È da questo corteo che è nata la spinta fondamentale per approfondire le condizioni e le prospettive del lavoro ambulante svolto dagli immigrati non solo nel contesto locale, ma in ambito regionale e nazionale. Da questa manifestazione è iniziato anche un percorso di scambio e ricerca, formalizzato in una convenzione, firmata nello stesso anno, tra il Dipartimento di scienze politiche, sociali e della comunicazione, poi divenuto Dipartimento di studi politici e sociali, dell’Università di Salerno e l’Associazione senegalesi di Salerno.
Questo percorso, cresciuto anche attraverso la partecipazione ad incontri di studio e convegni nazionali ed internazionali, ha avuto un momento particolarmente importante con l’organizzazione di un seminario nel mese di febbraio 2018, in collaborazione con il Laboratorio Communalia, di cui è responsabile Adalgiso Amendola, dal titolo “Diritto alla città, lavoro ambulante e repressione: analisi e proposte”.
L’obiettivo generale del seminario era quello di elaborare, in modo condiviso, una serie di suggerimenti per liberare il lavoro ambulante degli stranieri dai processi di repressione, marginalizzazione e criminalizzazione che lo stanno interessando, specialmente quando è svolto da persone dalla pelle nera o non bianca o in aree delle città oggetto di propaganda politica o di rilevanti interessi economici privati. Per questo motivo, l’incontro si concentrò in parte sull’analisi della situazione e in parte sull’individuazione di una serie di proposte da rendere pubbliche e inviare anche alle istituzioni locali comunali e di governo, al fine di favorire la costruzione del diritto alla città, verso una città non escludente, alternativo a quello che si è affermato con le retoriche della sicurezza e con le misure di polizia degli allontanamenti (cosiddetti daspo), degli sgomberi e delle multe.
Questo seminario, insieme ad altri incontri e convegni e al proseguimento delle attività di ricerca che si sono tradotte in due pubblicazioni (Avallone e Niang 2020; Molinero Gerbeau e Avallone 2020), ha ispirato l’idea di questo libro, al quale, nel suo cammino, si sono aggregate nuove collaborazioni e anche nuove attenzioni, in particolare quelle dovute agli effetti sul commercio, e sullo specifico dell’ambulantato, delle politiche adottate per contrastare la diffusione del covid-19.

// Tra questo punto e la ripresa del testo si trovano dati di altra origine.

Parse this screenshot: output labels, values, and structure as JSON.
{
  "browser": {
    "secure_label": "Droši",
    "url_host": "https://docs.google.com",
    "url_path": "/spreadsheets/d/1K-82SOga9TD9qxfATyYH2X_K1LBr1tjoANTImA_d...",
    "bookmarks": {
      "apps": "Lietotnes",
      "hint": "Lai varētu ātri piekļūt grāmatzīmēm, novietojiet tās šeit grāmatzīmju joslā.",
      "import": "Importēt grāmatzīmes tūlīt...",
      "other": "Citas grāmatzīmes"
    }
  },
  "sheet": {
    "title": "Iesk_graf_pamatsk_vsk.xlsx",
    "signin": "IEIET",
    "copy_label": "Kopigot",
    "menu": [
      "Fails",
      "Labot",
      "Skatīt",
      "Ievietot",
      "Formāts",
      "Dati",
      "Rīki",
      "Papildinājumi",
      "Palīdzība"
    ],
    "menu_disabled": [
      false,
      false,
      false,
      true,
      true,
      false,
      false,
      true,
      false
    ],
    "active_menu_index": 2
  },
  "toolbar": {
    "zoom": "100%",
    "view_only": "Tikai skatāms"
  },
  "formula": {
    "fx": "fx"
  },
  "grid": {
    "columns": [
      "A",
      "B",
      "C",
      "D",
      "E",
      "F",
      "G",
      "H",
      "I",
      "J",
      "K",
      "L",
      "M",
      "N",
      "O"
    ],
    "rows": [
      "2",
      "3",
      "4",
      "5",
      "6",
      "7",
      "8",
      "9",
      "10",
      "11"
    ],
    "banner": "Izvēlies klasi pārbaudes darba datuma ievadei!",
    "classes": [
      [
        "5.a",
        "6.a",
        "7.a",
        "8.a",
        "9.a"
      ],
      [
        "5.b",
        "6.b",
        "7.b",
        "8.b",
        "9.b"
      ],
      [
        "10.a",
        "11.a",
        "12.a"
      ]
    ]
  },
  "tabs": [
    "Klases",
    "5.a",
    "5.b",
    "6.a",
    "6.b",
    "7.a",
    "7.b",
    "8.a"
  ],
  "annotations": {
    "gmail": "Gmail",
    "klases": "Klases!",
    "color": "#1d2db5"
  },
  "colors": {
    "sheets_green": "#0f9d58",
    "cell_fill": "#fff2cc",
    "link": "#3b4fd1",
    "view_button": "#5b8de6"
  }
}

2. In questo libro: storia, parole e contesti del lavoro ambulante
Il testo è scritto, in parte, dall’interno del lavoro ambulante. Tra gli autori e le autrici ci sono persone che hanno svolto o stanno svolgendo questa attività, in particolare Daouda Niang e Tran, ed altre che ne rappresentano gli interessi, soprattutto i responsabili delle associazioni senegalesi di Caserta, Napoli e Salerno, rispettivamente Ndèye Isseu Ly, Pierre Preira e lo stesso Niang. Le analisi prodotte dall’interno si sono intrecciate con quelle dell’attivista e membro della campagna LasciateCIEntrare Yasmine Accardo, delle studentesse e giovani ricercatrici Martina D’Amato e Marianna Ragone, dei ricercatori Gennaro Avallone, Yoan Molinero Gerbeau e Zakaria Sajir.
Questi ultimi tre hanno contribuito, in particolare, alla prima parte del libro, quella dedicata ad inquadrare il rapporto tra lavoro ambulante e diritto alla città, ricostruendone la storia in connessione con il divenire ostile delle città italiane, nel contributo di Avallone; proponendo la categoria di economia popolare per comprendere il modo di funzionare e le ragioni di questo tipo di lavoro, nel testo di Molinero Gerbeau; concentrandosi sulle definizioni, il linguaggio e le parole stigmatizzanti che, nel tempo, si sono imposti per definire l’ambulantato ma, in realtà, gli ambulanti di cittadinanza straniera. Questi tre capitoli sono stati sviluppati in connessione con quelli di Daouda Niang e Martina D’Amato. Il primo spiega i motivi del nesso stringente che esiste tra migrazioni senegalesi e lavoro ambulante e invita a seguire la lezione metodologica di Abdelmalek Sayad (2002), secondo la quale non è possibile comprendere le immigrazioni senza capire le emigrazioni: in altre parole, non si possono comprendere i processi di mobilità umana se non si tengono presenti le connessioni esistenti tra ciò che accade nei luoghi di emigrazione e ciò che succede nelle aree di immigrazione (Avallone 2018a). Martina D’Amato presenta alcuni elementi normativi relativi al lavoro ambulante e si interroga sulle forme concrete della legalità per evidenziarne i limiti e i cambiamenti possibili al fine di consentire di svolgere con maggiore serenità questo tipo di attività commerciale anche agli stranieri.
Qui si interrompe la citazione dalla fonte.